New cabinet, more empty platitudes and interventionism from Trudeau

Pablo Vivanco is a journalist and analyst specializing in politics and history in the Americas, who served as the Director of teleSUR English. Recent bylines include The Jacobin, Asia Times, The Progressive and Truthout. 

5 Dec, 2019 08:43 / Updated 5 years ago

For however long it lasts, Canada’s incoming government has doubled down on its doublespeak, using ‘woke’ discourse to push corporate welfarism at home and interventionism abroad.

There was little fanfare within Canada around the new group that will attempt to steer the country’s governmental agenda over the next four years. 

‘Attempt to’, of course, because Justin Trudeau will seek to downplay his NATO Summit gaffe and row with US President Donald Trump when he reconvenes parliament on Thursday as prime minister of a minority government.

Trudeau’s Liberals won enough seats in Canada’s 338-member House of Commons to form a government but also failed to repeat their 2015 showing after dropping 27 seats. They also lost over a million votes compared to the last election, finishing second in the popular vote.

Given the evident signs of a decline in support, Trudeau looked to curry favor with voters by making a surprise announcement.

It was certainly a surprise to everyone to hear that part of the Cabinet would include a Minister for ‘Middle Class Prosperity’.

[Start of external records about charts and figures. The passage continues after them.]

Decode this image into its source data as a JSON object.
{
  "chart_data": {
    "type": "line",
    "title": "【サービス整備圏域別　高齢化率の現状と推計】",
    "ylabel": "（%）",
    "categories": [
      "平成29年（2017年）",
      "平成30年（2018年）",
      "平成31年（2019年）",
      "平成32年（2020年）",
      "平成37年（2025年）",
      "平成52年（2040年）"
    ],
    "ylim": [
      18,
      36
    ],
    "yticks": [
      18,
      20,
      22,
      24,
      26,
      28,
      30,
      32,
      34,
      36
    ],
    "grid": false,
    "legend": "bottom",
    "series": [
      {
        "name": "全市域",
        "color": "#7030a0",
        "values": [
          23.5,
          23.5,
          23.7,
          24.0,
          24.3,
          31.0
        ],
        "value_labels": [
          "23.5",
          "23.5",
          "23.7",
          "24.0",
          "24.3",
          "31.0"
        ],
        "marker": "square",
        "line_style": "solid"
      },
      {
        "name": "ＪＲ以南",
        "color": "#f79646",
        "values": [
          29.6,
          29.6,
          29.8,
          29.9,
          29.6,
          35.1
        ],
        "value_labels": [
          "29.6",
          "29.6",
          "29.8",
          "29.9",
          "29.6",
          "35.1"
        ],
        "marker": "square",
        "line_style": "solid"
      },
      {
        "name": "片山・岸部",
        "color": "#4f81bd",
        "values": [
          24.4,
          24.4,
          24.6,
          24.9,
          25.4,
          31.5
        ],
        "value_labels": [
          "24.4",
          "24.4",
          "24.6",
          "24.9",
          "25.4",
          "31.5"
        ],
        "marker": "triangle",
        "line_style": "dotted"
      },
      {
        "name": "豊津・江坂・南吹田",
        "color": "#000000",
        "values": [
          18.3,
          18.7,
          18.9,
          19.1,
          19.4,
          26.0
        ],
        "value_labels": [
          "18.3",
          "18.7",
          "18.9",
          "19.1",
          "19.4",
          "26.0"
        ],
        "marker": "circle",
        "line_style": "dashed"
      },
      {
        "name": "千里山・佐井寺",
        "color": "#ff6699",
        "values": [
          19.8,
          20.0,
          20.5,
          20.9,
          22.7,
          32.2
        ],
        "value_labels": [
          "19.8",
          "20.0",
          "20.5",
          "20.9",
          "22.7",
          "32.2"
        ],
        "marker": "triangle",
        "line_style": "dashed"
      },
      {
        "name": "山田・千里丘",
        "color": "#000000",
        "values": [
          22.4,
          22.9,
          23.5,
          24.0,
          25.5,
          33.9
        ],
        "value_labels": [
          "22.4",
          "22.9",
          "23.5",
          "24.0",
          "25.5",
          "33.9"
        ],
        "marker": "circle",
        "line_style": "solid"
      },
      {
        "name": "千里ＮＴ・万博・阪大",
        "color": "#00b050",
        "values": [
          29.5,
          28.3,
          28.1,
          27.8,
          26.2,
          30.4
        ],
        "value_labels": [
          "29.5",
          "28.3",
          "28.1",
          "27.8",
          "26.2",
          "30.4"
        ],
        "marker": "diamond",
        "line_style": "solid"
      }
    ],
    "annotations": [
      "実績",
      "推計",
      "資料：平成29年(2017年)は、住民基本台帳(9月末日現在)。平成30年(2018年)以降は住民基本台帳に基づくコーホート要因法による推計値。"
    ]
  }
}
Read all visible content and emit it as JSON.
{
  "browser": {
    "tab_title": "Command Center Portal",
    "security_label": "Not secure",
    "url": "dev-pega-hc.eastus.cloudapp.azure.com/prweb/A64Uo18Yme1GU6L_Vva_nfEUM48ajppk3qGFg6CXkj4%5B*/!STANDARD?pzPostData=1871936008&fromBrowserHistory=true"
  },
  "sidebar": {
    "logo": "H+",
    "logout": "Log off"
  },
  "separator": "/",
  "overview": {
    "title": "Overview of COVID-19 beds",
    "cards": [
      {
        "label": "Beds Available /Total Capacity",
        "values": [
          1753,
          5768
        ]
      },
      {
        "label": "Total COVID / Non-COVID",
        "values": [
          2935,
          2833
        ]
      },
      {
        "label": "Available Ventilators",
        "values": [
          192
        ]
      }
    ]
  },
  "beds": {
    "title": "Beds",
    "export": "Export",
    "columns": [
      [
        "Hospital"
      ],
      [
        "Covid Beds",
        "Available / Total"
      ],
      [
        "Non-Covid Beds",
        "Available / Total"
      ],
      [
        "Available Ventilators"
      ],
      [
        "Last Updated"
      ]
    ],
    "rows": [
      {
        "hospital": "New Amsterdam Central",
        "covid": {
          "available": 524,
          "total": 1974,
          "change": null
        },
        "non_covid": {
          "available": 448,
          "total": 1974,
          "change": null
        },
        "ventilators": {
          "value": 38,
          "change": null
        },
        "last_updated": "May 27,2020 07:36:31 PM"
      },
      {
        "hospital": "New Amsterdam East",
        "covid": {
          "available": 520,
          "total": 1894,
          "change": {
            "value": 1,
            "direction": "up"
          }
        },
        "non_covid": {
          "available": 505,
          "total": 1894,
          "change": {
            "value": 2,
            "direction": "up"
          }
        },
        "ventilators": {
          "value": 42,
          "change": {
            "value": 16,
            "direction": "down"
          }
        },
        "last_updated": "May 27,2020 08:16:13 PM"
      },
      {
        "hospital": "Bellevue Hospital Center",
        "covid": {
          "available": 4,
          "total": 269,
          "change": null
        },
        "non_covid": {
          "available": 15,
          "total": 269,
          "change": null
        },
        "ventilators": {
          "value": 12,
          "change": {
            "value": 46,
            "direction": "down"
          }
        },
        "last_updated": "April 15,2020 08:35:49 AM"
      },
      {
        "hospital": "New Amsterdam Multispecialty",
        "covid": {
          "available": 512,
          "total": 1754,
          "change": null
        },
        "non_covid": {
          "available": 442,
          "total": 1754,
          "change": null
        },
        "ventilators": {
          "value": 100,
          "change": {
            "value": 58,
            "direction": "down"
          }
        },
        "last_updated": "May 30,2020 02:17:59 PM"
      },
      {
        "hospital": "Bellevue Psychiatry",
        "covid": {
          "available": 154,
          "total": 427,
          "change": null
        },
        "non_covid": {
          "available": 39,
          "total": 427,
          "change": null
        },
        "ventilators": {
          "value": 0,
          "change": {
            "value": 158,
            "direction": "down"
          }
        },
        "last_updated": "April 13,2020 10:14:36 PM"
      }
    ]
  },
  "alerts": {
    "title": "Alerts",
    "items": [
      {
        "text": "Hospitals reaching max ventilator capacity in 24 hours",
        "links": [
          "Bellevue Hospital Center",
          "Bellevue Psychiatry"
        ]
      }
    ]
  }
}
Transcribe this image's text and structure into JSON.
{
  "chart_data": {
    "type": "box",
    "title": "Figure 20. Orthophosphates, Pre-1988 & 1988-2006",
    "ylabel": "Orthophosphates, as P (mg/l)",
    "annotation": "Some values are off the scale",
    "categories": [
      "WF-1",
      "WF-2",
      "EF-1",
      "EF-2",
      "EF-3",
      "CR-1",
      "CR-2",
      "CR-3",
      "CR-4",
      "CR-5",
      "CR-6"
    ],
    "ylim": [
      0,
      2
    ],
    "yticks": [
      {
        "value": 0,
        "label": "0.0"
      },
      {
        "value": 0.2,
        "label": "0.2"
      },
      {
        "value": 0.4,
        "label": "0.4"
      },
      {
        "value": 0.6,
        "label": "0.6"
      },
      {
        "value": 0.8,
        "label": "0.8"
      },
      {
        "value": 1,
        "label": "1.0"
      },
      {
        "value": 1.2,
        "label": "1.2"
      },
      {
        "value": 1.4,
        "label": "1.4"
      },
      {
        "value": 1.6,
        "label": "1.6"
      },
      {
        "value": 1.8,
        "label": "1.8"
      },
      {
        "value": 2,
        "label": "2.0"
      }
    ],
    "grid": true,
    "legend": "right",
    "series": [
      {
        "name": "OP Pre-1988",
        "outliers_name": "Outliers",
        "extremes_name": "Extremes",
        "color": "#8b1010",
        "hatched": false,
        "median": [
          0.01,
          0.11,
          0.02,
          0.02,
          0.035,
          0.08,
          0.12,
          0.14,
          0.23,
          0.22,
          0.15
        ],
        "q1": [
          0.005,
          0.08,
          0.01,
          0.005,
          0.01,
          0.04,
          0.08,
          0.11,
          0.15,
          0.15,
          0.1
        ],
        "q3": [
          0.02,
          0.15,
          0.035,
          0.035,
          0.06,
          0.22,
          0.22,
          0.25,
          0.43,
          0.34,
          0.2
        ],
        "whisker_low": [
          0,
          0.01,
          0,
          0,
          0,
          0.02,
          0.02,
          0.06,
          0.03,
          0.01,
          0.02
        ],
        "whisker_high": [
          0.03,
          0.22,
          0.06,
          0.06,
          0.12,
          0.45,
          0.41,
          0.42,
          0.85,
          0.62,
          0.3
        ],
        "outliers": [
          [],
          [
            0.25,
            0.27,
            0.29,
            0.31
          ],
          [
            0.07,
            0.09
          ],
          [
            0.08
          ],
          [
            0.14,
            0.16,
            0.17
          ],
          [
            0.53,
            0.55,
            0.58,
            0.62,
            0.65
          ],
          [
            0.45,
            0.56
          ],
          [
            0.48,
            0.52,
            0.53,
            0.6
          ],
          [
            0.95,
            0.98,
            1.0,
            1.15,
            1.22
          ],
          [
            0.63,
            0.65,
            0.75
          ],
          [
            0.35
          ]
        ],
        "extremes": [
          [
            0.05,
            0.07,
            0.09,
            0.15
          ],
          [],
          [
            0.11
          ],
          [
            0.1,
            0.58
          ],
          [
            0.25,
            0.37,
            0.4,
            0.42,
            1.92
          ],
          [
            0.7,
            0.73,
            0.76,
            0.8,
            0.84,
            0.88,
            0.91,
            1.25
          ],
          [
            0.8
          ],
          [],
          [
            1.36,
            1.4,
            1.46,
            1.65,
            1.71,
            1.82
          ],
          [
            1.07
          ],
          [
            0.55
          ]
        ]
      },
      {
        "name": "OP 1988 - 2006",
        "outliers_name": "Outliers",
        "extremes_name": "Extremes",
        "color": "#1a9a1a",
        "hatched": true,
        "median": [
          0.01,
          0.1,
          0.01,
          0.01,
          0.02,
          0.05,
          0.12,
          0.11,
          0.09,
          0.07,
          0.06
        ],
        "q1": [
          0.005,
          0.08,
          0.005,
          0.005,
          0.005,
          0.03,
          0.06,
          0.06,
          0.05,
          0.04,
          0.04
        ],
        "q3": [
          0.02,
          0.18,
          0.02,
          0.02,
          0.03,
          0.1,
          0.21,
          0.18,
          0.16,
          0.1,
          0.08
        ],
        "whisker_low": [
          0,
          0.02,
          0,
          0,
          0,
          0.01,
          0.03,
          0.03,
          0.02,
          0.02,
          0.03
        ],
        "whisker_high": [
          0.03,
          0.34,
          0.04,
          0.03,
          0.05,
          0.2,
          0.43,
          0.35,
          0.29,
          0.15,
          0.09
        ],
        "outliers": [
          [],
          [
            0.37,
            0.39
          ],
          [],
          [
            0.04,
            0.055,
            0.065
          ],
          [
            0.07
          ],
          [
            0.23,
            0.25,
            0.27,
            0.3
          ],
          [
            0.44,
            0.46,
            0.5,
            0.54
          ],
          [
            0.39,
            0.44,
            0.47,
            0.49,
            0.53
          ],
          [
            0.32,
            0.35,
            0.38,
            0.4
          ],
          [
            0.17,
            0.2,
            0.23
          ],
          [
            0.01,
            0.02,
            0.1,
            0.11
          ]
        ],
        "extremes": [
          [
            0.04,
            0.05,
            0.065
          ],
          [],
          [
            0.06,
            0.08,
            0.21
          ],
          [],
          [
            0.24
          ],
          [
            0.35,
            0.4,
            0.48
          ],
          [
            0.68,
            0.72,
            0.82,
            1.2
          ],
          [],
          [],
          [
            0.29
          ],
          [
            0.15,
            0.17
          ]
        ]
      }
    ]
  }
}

What will this new branch of government do? No one really knows, including the person in charge of it.

In her first interview after the appointment, little-known MP for the riding of Ottawa-Vanier, Mona Fortier, didn’t seem to know how to even define ‘middle class’.

“I define the middle class [as] where people feel they can afford their way of life,” Fortier said. “They have a quality of life, and they can… send their kids to play hockey or even have different activities. It’s having the cost of living where you can do what you want with your families.”

Unsurprisingly, across the political and media spectrum, people reveled in the absurdity of it all.

A more suitable title for MP Fortier might as well be ‘Minister of Corporate Welfarism’, given how the Liberals have looked to develop and retain jobs. Under Trudeau – along with governments before him – billions have been doled out to corporations, especially in the energy and auto sector with purported intention of retaining and creating jobs in Canada.

Those jobs have continued to disappear, however, and Ottawa has done little to hold these companies to account.

The Nemak auto parts manufacturer is a good example. The Mexican-based company received $3 million in federal funding towards a technology center that was to have created 70 jobs. But now the company decided it is moving the facility to Mexico, taking the money with it and leaving hundreds of workers in the border city of Windsor in the lurch. 

Trudeau has continued the tradition of giving these companies billions in subsidies and loan write-offs, while jobs bleed to more profitable (read: exploitative) pastures.

At its core, this is also what the SNC Lavalin scandal that marred Trudeau was all about – giving wealthy companies public dollars while also allowing them to circumvent laws and ethics, in exchange for flimsy commitments about providing jobs.

Beyond the gimmickry of this bizarre new ministry, the appointment of Canada’s hawkish foreign minister, Chrystia Freeland, to the post of deputy prime minister is another significant indication of Trudeau’s plan for the coming years.

Freeland has played a significant and direct role in pushing a more aggressive foreign agenda, particularly in Latin America where she figured prominently in efforts to bring down Venezuela’s government through the Organization of American States as well as the now lame-duck Lima Group.

Before leaving for her new post, Freeland’s Global Affairs ministry was among the first to give its blessing to the coup against Bolivian President Evo Morales, in favor of right-wing Christian extremist Jeanine Anez whose Democrat Social Movement garnered four percent of the vote in the country’s last election.

Of course, not even a hint of irony that while continuing to pay lip service to indigenous people and human rights, Trudeau and Freeland condoned the bloody overthrow of the region’s only indigenous president.

In a departure from Liberal tradition, Freeland has also embraced far-right leaders from Brazil to Ukraine in her foreign policy aims.

The Liberals paint themselves as doves, but have at the same time deployed hundreds of troops to Iraq and sent naval warships to boost NATO fleets, as NATO head Jens Stoltenberg pointed out.

Nonetheless, Freeland has carved out a favorable public image and will now likely play an even larger role in shaping Canada’s domestic and foreign policy. She is also more than likely on her way to taking the reins of the Liberal Party after Trudeau.

Before she does, however, the Liberals will have to figure out how to govern in an increasingly fractured country. Trudeau has little support in climate change conscious Quebec, and even less in the extraction supporting provinces in the West, particularly oil-rich Alberta, where some extreme factions have even started talking about separation from the commonwealth.

This is unlikely, but don’t put it past Trudeau and the Liberals to devise another stunt to allay anxieties, imagined and real.